19

1.2K 144 51
                                    

Y/N: İyi okumalar, yorum lütfen💜

Gerinerek gözlerimi açtığımda karanlıkla karşılaşmıştım. Bu da hava kararana kadar uyuduğumuzun göstergesiydi. Halen Chanyeol'un evindeydim çünkü onunla beraber uyumuş ve daha yeni uyanmıştım. O ise sol tarafımda uyumaya devam ediyordu. Başımı ona çevirmiş karanlıkta yüzünü görmeye çalışıyordum ama zaten görmek bile zorken başını uyku haliyle diğer tarafa çevirdiği için sadece karışmış saçlarını görebiliyordum. Yönümü ona çevirmek için kıpırdamak zorunda kalmıştım. Bu yaptığım onun da kıpırdanmasına yol açtı ama uyumaya devam etti. Ne yazık ki gece uyuyabilmesi için artık uyanması gerekiyordu.

"Chanyeol?" mırıltıyla seslendim ama duymadı. "Chanyeol~."

Daha uzunca ve daha sesli seslendim. Karşılığında mırıldanma ve kıpırdanma almıştım.

"Artık uyanmalısın."

Ellerini kaldırıp yüzünü ovuşturdu. Başını tavana çevirip etrafına bakındı ve sonra ona seslenen beni hatırlayarak bana döndü.

"Baekhyun?" Soru sorar gibi oluşundan halen burada olmamı beklemediğini ve daha yeni burada oluşumu fark ettiğini çıkarmıştım. "Söyle."

"Buradasın." Doğru tahmin etmiştim. Başımı sallayıp gülümseyen suratını izledim. "Saat kaç oldu?"

"Uyanman gereken kadar geç oldu. Gece uyuyamayacaksın."

Doğrulup hak verdiğini belirtmek için bir şeyler söyledi. Yattığım yerden onu izlemeyi bırakıp ben de doğruldum.

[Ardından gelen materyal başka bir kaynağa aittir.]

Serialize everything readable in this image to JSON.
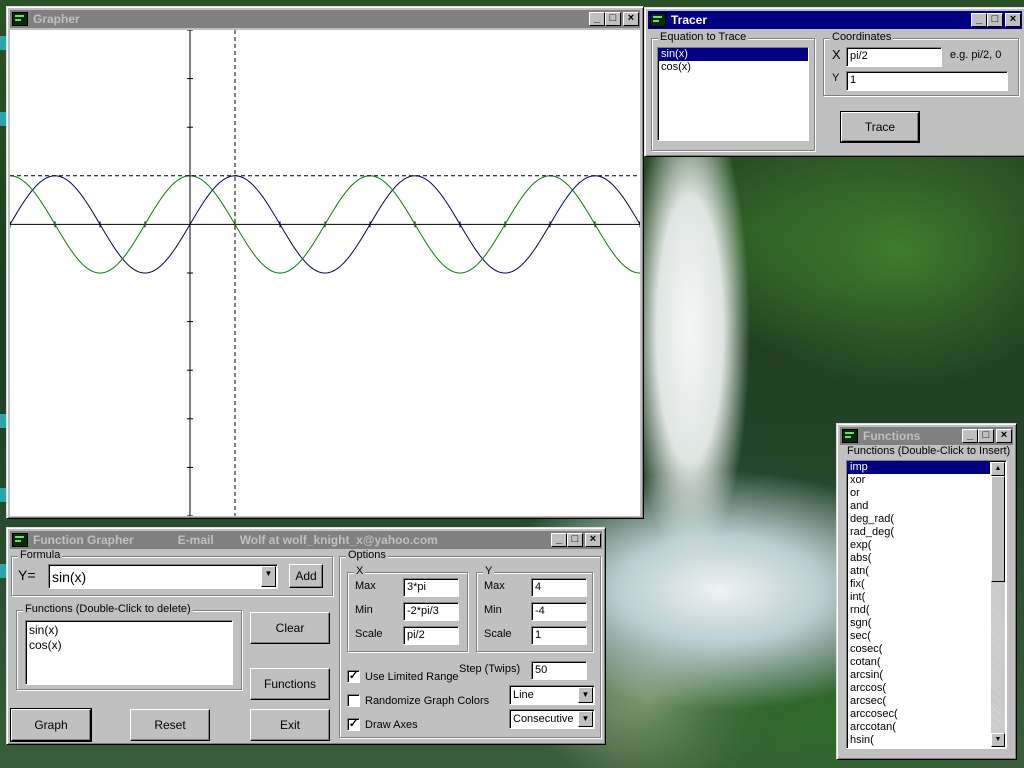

"Gitmeliyim." Yataktan kalkmaya hazırlanırken Chanyeol'un dikkati kırışıklığını düzeltmeye çalıştığı örtüden tamamen bana kaymıştı. "Neden, kalmayacak mısın?"

"Chibi'nin bir şeye ihtiyacı olabilir." Anladığını belirten üzgün bir ses çıkardı. "Sana bir taksi çağıracağım. Tek gitmene izin veremem ve sen de seninle gelememe müsaade etmiyorsun."

"Orta yol bu olacaksa kabul ediyorum."

Birbirimize gülümseyip yataktan çıktık. Chanyeol'un bir taksi çağırmasını o bana sarılmış ileri geri salınırken beklemiştim. Telefonu kapatıp bana göre uzun olmasını kullanarak aşağıya bana baktı.

"Bir dakika sonra burada olur." Boşta olan eliyle hem ev telefonunu tutmuş hem de işaret parmağıyla gözüme düşen saçlarımı geriye itmişti. "Pekala."

Onu onaylamam ile gözleri dudaklarıma kaydı aynı anda bir dakikası dolmadan gelen taksinin kornası çaldı. Fikir benim de aklıma düştüğü için kayıtsız kalamadım ve parmak ucumda kalkarak hızlı bir öpücük kondurdum dudağına. Geri yere basıp kollarından çıkarak kapıya yürüdüm. Memnun bir ifadeyle peşimden geldi.

"Yarın için iyi dinlendiğinden emin ol."

"Olacağım, gidince haber ver."

"Vereceğim."

Son bir defa yanağıma hızlı öpücük vermeyi başarıp arkamdan el salladı. Henüz taksiye binip uzaklaşmaya başladığım da geride bıraktığımı özlemeye başladığımı hissedince başımın büyük bir belada olduğunu da anlamıştım.

***

Ertesi gün oyundan hemen sonra her zaman oyun sonlarında yaptığımız gibi dinlenme odasına çıkmış ve yorgunlukla koltuklara gömülmüştük. Karşı koltuğumda oturan Chanyeol ile bakışıp gülüşerek kafamı geriye yasladım. Neden güldüğümüzü ikimiz de çok iyi biliyorduk çünkü son sahneyi gereğinden fazla uzattığımızın farkındaydık. Pişman olduğumuzu ise hiç sanmıyordum. Dinlenmeyi sürdürürken aşağıda işi devam eden Kris tamamlamış olacak ki yanımıza geldi.